KUALA LUMPUR (Sept 27): Four cheques issued by members of the Arab royal family that were made out to Yayasan 1MDB, dated 2010 for US$25 million each but never cashed, were produced in the High Court here by the prosecution during Datuk Seri Najib Abdul Razak's 1Malaysia Development Bhd (1MDB) trial yesterday.

The prosecution suggested that the cheques, purportedly issued by Prince Saud Abdulaziz Al-Saud and Prince Faisal Turki and allegedly handed to fugitive financier Low Taek Jho, could have been used to disguise the source of the over RM2 billion worth of funds that was found in the former premier's account.

Former 1MDB CEO Datuk Shahrol Azral Ibrahim Halmi told the court he received the cheques from Low, widely known as Jho Low, for safekeeping.

“Sometime in September 2010, I received the cheques from Jho Low. He asked me to hold the cheques for safekeeping and not to cash them. There were no further instructions from him about them.

“The cheques were issued in the name of Yayasan 1MDB. At the end of my tenure as CEO, I handed the cheques to [the company's] finance [department] for safekeeping,” the witness said when questioned by former Federal Court judge Datuk Seri Gopal Sri Ram, the senior deputy public prosecutor in the case.

When asked about the context of the cheques' issuance, Shahrol said it was after 1MDB started its joint venture with Petrosaudi in September 2009 — "around the time we converted the equity in the joint venture to the Murabaha notes".

“Jho (Jho Low) informed me that the Saudi royal family wanted to donate US$100 million to Yayasan 1MDB. I remember he asked me to whom (the name) to issue the cheques.
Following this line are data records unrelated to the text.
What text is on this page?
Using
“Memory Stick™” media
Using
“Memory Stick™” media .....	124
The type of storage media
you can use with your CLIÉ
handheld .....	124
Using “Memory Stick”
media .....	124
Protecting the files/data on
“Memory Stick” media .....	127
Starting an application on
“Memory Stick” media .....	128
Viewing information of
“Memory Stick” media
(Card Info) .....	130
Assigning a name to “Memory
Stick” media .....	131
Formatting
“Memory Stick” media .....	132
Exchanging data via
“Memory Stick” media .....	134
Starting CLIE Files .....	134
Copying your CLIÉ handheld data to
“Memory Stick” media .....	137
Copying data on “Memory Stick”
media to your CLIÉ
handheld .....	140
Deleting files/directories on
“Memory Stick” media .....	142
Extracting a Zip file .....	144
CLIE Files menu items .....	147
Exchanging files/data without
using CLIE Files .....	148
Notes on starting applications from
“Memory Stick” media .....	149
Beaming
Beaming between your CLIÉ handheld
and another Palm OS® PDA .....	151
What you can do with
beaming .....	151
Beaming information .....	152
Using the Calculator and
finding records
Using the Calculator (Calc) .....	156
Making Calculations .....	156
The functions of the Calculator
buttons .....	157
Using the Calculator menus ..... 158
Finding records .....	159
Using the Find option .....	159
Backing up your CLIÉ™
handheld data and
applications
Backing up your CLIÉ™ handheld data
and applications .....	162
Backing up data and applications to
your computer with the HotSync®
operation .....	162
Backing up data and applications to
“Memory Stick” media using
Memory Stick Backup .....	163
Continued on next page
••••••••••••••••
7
I remember making enquiries with AmBank on the right name to put on the cheques,” he said.

Shahrol went on to say that the cheques were never cashed, when Sri Ram questioned him if they had been.

The former Federal Court judge had, in his opening statement at the start of the trial, said when the 1MDB scandal broke in early 2015, Najib, together with his "mirror image" Jho Low, took steps to cover his alleged money laundering by producing sham documents to pretend a donation came from an Arab prince.

“Among these were letters and four cheques, each for a sum of US$25 million, purportedly written out by a person said to be the Arab donor. But these cheques were never meant to be encashed and were never encashed. The prosecution will also produce evidence to show that the accused took active steps to evade justice. He interfered with the course of the investigation of this case, which has come to be known as the 1MDB scandal,” Sri Ram said then.

Najib is facing four counts of abuse of power as the then Prime Minister, the Finance Minister and 1MDB board of adviser chairperson, together with 21 charges of money-laundering involving RM2.28 billion of 1MDB monies.

The former premier has repeatedly claimed that the billions he received in his account were donations from the kingdom of Saudi Arabia.

The hearing before Justice Collin Lawrence Sequerah continues on Monday with Shahrol's continued examination in chief.